There is a popular image of Jesus as meek, mild, and saccharin sweet. Certainly Jesus is loving and kind, but he can also be very demanding of those who follow him. "Let them deny themselves and take up their cross... For those who want to save their life will lose it." And then from today's gospel, "And if the same person sins against you seven times a day, and turns back to you seven times and says, 'I repent,' you must forgive... So you also, when you have done all that you were ordered to do, say, 'We are worthless slaves; we have done only what we ought to have done!'"
Now it is likely that the term "worthless slaves" was less harsh to the ears of Jesus' first hearers than it is to ours. "Worthless" may here refer to a slave who is owed nothing and not be a value judgment on the person's character. But even so, there is nothing sweet and saccharin about what Jesus says.

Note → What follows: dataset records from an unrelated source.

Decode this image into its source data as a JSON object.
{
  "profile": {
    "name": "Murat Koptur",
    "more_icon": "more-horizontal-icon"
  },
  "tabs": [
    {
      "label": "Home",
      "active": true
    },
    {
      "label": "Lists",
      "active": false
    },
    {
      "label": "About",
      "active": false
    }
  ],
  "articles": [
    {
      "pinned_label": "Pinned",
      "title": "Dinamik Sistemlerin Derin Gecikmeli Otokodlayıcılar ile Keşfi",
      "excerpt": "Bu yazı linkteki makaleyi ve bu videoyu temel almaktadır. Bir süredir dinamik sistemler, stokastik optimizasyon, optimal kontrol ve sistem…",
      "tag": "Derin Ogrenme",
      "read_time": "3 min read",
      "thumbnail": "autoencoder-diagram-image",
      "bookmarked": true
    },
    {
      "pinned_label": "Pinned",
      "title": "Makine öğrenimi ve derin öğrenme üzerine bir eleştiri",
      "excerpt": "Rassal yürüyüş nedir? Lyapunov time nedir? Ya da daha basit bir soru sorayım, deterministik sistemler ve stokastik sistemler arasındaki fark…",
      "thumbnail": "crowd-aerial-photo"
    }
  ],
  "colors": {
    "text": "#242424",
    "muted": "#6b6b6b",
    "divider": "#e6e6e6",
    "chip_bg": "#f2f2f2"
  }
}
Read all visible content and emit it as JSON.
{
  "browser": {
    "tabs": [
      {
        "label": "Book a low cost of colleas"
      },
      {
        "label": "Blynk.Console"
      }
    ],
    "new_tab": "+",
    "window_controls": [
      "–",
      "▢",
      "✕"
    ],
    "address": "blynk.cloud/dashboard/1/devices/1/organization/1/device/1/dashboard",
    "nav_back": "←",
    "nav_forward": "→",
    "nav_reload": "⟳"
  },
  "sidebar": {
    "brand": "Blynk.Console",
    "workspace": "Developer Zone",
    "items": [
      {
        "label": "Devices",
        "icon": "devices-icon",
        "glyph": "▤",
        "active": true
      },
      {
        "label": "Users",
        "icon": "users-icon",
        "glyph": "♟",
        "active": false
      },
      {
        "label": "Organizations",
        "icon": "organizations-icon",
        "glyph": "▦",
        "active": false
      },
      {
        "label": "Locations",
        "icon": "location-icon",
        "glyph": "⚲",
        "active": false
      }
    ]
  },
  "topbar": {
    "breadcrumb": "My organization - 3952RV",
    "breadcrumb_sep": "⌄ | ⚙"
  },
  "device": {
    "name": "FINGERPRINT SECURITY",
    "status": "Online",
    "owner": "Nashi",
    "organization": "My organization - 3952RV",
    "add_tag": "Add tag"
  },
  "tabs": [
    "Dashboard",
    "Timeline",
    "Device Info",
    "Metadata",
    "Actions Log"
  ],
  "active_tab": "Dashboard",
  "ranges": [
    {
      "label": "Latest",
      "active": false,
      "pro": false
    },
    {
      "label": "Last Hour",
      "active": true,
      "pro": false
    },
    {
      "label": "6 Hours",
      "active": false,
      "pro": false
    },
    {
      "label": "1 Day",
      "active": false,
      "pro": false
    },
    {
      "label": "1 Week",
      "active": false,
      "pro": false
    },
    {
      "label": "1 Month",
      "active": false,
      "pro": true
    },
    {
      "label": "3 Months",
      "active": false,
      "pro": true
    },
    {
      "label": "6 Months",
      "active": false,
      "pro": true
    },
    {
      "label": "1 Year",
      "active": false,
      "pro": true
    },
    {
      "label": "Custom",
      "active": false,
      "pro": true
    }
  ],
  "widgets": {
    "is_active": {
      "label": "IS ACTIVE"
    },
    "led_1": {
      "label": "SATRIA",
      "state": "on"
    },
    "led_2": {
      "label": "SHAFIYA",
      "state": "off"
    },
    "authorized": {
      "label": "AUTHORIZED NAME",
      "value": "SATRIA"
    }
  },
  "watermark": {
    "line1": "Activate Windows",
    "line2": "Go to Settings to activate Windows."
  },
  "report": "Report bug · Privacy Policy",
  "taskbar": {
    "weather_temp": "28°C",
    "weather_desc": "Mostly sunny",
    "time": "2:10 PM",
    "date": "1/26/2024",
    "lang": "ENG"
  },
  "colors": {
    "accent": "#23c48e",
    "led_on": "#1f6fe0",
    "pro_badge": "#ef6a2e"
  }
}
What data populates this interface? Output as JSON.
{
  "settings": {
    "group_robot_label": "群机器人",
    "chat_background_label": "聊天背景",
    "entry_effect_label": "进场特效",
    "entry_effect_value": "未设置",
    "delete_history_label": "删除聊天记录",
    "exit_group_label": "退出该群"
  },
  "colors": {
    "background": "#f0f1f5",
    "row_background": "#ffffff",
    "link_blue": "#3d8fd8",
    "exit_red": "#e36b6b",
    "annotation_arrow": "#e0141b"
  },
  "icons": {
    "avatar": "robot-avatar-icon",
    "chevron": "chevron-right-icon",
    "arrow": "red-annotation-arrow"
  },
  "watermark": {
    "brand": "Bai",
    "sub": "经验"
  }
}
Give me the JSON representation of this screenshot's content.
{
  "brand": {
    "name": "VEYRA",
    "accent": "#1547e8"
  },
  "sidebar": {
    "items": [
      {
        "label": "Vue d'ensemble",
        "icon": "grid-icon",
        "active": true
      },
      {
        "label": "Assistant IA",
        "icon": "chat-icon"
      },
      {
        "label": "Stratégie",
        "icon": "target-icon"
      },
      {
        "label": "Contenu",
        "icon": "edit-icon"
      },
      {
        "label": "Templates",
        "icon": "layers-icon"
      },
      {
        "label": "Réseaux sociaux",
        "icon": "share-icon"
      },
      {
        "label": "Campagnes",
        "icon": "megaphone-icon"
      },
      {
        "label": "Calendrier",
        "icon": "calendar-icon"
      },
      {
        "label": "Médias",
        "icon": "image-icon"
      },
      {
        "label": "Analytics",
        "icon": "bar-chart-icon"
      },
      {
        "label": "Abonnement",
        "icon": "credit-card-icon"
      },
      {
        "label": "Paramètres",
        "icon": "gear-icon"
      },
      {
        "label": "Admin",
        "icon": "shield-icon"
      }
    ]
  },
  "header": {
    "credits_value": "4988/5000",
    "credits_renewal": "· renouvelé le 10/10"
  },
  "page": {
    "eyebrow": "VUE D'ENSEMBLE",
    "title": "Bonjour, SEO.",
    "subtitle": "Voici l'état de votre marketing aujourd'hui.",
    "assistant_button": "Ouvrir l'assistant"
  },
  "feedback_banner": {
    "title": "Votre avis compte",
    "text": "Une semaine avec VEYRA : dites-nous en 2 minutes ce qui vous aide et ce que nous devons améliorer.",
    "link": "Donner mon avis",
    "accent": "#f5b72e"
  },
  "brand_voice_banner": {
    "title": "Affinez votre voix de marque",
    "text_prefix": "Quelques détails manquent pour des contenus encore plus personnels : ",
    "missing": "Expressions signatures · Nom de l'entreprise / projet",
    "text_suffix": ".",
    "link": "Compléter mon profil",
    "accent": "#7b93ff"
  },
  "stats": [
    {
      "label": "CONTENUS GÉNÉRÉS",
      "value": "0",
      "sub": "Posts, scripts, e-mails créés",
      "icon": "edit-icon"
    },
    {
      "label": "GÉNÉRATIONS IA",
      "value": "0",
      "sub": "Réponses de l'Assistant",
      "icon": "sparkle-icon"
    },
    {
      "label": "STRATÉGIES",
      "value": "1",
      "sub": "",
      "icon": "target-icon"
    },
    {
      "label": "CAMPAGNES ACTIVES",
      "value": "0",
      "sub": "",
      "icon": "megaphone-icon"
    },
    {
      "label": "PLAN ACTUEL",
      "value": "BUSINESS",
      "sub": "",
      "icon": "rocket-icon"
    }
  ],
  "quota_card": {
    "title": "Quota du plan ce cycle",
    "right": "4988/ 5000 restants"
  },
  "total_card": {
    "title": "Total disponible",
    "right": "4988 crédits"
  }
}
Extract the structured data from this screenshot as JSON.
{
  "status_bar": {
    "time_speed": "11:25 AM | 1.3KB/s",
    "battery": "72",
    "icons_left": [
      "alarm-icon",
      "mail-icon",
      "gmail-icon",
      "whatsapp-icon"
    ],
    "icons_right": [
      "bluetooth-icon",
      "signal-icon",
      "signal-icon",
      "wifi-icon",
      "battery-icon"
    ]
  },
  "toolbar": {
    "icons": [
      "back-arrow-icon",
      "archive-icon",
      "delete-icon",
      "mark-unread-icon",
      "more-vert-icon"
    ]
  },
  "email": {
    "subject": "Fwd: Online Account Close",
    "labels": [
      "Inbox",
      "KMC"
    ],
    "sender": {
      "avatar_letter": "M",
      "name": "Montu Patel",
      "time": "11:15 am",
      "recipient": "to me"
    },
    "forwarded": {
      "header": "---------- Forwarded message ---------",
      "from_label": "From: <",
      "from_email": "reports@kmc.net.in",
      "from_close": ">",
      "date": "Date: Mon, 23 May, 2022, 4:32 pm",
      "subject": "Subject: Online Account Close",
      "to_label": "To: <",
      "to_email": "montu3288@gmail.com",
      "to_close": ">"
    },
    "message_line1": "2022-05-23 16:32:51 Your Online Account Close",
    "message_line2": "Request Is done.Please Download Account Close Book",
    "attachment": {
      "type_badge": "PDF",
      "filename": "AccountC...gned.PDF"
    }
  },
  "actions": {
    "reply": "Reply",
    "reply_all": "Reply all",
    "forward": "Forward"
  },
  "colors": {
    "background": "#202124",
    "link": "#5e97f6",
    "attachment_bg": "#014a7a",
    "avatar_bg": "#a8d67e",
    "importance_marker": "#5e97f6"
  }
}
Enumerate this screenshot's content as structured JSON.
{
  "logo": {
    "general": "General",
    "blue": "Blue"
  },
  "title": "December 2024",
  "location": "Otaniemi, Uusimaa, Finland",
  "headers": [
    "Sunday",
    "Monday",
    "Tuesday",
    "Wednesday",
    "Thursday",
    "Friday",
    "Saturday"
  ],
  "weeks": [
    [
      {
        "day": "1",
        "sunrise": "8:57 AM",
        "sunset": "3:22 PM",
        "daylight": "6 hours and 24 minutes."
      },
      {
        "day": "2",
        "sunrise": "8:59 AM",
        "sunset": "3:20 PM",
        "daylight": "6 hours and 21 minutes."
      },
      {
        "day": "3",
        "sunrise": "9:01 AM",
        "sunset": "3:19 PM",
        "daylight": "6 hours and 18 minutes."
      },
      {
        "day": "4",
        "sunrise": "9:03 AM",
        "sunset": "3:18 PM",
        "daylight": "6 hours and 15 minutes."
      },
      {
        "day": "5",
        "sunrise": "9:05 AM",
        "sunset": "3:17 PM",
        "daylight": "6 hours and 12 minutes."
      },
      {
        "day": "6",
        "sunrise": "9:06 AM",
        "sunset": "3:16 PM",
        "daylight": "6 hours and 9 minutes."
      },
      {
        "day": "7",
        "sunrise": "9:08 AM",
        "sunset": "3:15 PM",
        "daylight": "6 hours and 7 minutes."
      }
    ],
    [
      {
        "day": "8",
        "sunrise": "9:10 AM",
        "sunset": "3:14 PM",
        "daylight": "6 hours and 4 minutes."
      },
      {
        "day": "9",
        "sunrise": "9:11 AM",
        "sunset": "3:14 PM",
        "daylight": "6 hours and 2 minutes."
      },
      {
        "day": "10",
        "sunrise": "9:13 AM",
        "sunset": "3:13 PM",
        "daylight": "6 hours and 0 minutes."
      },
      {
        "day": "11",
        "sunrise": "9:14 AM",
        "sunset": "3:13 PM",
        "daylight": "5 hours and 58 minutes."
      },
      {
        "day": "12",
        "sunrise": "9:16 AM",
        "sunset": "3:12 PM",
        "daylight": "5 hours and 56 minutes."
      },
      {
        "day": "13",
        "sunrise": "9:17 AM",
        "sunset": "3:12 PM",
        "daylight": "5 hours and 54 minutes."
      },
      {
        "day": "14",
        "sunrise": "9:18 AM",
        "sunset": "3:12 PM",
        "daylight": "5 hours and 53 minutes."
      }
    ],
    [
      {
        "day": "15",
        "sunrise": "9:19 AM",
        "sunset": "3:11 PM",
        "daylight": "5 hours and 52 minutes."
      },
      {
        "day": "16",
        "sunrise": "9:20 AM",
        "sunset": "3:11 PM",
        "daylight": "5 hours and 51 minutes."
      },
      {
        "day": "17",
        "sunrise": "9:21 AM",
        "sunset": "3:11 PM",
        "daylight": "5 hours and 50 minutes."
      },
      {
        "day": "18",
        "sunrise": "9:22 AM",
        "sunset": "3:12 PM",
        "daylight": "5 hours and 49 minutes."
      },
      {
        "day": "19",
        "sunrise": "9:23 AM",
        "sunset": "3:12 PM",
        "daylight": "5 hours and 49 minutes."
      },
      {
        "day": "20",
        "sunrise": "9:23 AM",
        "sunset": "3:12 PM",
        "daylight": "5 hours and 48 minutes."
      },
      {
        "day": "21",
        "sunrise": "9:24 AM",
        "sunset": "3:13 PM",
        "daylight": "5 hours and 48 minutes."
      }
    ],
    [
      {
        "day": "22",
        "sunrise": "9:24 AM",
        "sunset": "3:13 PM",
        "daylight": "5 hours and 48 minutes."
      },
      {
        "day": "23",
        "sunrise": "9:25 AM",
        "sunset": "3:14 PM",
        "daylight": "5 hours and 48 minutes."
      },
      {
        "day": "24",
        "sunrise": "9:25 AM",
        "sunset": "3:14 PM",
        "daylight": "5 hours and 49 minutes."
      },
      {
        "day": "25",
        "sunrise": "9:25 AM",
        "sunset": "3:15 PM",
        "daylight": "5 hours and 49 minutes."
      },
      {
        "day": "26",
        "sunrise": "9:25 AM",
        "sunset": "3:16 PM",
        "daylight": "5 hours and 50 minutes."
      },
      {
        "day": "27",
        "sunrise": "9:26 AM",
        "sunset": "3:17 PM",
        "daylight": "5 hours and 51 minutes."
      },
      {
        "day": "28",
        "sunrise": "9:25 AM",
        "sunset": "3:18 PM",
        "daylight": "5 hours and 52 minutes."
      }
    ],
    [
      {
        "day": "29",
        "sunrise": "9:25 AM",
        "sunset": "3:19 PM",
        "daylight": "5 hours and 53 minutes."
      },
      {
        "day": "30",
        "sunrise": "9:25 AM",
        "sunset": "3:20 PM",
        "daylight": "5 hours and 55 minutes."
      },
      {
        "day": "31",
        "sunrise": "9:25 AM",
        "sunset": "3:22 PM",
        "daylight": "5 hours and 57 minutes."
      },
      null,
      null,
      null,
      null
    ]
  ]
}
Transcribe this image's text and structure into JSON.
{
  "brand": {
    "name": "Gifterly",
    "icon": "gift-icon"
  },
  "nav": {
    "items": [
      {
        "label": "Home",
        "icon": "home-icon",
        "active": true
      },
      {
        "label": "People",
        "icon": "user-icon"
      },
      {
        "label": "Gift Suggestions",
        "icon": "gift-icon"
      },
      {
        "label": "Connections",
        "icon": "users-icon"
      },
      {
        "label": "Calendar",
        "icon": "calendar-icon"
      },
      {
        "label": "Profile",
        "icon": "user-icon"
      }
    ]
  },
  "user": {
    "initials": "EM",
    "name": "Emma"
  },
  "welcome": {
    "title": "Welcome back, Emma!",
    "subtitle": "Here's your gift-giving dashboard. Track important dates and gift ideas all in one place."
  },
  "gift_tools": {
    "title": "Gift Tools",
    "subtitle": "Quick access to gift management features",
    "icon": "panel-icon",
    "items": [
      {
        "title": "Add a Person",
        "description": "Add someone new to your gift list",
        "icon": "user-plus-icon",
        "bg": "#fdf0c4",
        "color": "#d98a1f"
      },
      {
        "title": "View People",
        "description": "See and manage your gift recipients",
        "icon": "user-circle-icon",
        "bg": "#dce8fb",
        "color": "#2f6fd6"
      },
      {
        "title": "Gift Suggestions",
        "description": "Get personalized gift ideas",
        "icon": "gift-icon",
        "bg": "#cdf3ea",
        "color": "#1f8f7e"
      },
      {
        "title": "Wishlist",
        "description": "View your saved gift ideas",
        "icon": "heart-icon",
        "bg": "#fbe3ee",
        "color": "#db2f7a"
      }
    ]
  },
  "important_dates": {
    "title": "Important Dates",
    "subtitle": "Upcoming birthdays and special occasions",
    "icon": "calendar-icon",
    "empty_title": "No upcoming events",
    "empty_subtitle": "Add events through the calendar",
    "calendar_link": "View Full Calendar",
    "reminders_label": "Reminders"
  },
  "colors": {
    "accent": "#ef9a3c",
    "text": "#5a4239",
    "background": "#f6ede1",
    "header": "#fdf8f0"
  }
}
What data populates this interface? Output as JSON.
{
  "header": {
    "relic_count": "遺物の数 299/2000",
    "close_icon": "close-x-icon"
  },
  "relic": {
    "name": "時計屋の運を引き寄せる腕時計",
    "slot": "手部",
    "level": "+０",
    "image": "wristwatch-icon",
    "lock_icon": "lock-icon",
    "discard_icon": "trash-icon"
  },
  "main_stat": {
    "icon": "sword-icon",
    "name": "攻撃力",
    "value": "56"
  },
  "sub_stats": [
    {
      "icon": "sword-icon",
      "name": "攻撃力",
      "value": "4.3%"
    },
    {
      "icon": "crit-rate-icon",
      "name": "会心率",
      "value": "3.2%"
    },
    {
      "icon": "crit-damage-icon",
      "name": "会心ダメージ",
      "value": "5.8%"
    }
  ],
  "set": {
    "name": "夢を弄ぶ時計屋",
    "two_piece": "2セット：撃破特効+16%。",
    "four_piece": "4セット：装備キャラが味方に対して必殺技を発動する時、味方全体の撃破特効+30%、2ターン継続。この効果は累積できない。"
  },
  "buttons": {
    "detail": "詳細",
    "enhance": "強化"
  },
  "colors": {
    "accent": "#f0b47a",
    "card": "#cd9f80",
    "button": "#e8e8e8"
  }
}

One of the difficulties with following Jesus is the need to handle the paradox of Christian faith. On the one hand, God's grace is freely offered to us in Jesus. Forgiveness, wholeness, peace with God, and true community with others are ours for the receiving. But at the same time, followers of Jesus are called to live out Jesus' teachings, to do the will of God, to love Jesus more than family or life itself.
Most of us don't like paradoxes. We want to resolve them, usually by embracing one side of the paradox or the other. Some emphasize the obedience side of the Christian life. For them faith is primarily a matter of keeping the rules, remaining pure, walking the straight and narrow. Others emphasize the grace side. For them faith is primarily a matter of freely accepting God's love and offering it to others. And both these groups often see the other as perverting faith.
But as uncomfortable as paradoxes can be, resolving the faith paradox simply doesn't work. It cannot be grace or obedience, love or law. Somehow it must be both. May God help us live faithfully in the tension of this paradox.